Round-lobed Hepatica (H. americana) has rounded lobes on the leaves and the leaves are somewhat smaller, seldom more than 3 inches. Its range extends further north and south. This species of hepatica is sometimes referred to as Liverleaf or Liverwort. Fully developed plants only reach 4-6 inches tall, and blooming often occurs in late winter or early spring. The flowers are bright bluish-purple. The Sharp-lobed Hepatica (H. acutiloba) is slightly sturdier and more upright than H. americana, with exquisite hairy stems and new growths. The thinner evergreen leaves are on occasion faintly marbled. The flowers are upward facing and mainly white, but pale pink and pale blue can be found as well. H. nobilis has green leaves that are purple underneath and blue flowers. H. transsilvanica is more robust with larger leaves and flowers, usually in shades of blue. H. japonica is considered to be one of the most exciting cultivars of all the Japanese hepaticas. The colors can be vibrant or subtle, ranging from rich blues, violet and purple to red, rose and pure white.
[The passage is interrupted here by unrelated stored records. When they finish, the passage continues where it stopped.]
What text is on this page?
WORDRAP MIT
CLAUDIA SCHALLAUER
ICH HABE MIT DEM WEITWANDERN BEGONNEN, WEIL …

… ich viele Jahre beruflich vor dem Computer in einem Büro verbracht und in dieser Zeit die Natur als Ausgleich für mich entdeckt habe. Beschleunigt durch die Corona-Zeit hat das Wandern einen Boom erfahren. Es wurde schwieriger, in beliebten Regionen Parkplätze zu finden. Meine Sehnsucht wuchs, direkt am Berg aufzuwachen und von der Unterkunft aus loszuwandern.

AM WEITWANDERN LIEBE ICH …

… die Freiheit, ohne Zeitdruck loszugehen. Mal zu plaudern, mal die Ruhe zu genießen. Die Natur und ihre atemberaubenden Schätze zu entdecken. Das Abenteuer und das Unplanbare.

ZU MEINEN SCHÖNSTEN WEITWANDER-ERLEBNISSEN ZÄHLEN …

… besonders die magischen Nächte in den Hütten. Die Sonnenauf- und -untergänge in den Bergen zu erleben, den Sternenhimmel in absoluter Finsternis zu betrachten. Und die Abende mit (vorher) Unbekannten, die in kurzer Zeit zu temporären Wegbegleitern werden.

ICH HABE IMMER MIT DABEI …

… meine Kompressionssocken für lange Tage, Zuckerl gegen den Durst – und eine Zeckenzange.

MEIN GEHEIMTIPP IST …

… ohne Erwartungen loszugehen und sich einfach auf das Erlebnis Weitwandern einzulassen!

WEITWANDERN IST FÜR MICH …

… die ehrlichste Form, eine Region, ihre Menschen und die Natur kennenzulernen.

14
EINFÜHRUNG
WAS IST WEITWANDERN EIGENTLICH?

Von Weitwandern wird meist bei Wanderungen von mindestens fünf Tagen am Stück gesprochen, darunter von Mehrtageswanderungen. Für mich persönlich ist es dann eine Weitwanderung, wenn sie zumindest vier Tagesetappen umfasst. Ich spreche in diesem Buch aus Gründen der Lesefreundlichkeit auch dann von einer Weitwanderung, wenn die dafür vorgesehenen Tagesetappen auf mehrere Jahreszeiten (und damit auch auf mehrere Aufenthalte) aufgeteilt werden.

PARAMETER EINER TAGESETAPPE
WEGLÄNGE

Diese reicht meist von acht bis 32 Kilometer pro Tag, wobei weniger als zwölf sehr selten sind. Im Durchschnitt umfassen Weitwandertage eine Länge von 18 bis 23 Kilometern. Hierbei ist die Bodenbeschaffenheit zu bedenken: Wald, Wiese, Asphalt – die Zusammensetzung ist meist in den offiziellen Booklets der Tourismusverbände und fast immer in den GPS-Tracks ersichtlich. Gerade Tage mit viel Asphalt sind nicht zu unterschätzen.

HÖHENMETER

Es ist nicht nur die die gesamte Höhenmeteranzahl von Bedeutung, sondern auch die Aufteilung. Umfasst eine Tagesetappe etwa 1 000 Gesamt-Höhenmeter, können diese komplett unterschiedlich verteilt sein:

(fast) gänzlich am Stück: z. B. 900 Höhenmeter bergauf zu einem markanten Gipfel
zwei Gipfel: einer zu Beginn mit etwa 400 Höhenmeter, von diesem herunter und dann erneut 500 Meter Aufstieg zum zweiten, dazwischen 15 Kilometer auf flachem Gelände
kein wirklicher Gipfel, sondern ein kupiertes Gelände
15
Hepaticas are superb plants for a shady position in the rock garden. All they require is excellent drainage (without drying out completely), plenty of humus, and a good source of nutrients. Little aftercare is needed in the garden, but hepaticas respond well to a top-dressing of leaf-litter in fall and an annual feed of fish or bone meal in late winter. Some of the more vigorous forms, such as H. transsilvanica, make excellent groundcover plants for a shady border. Their only pests are greenflies, slugs, and mice. In some areas, hepaticas may be easier to grow in clay pots, which should be repotted or divided each year, just after flowering. Hepaticas should also be watered frequently in early spring, but less in summer and autumn. They should not be allowed to dry out completely.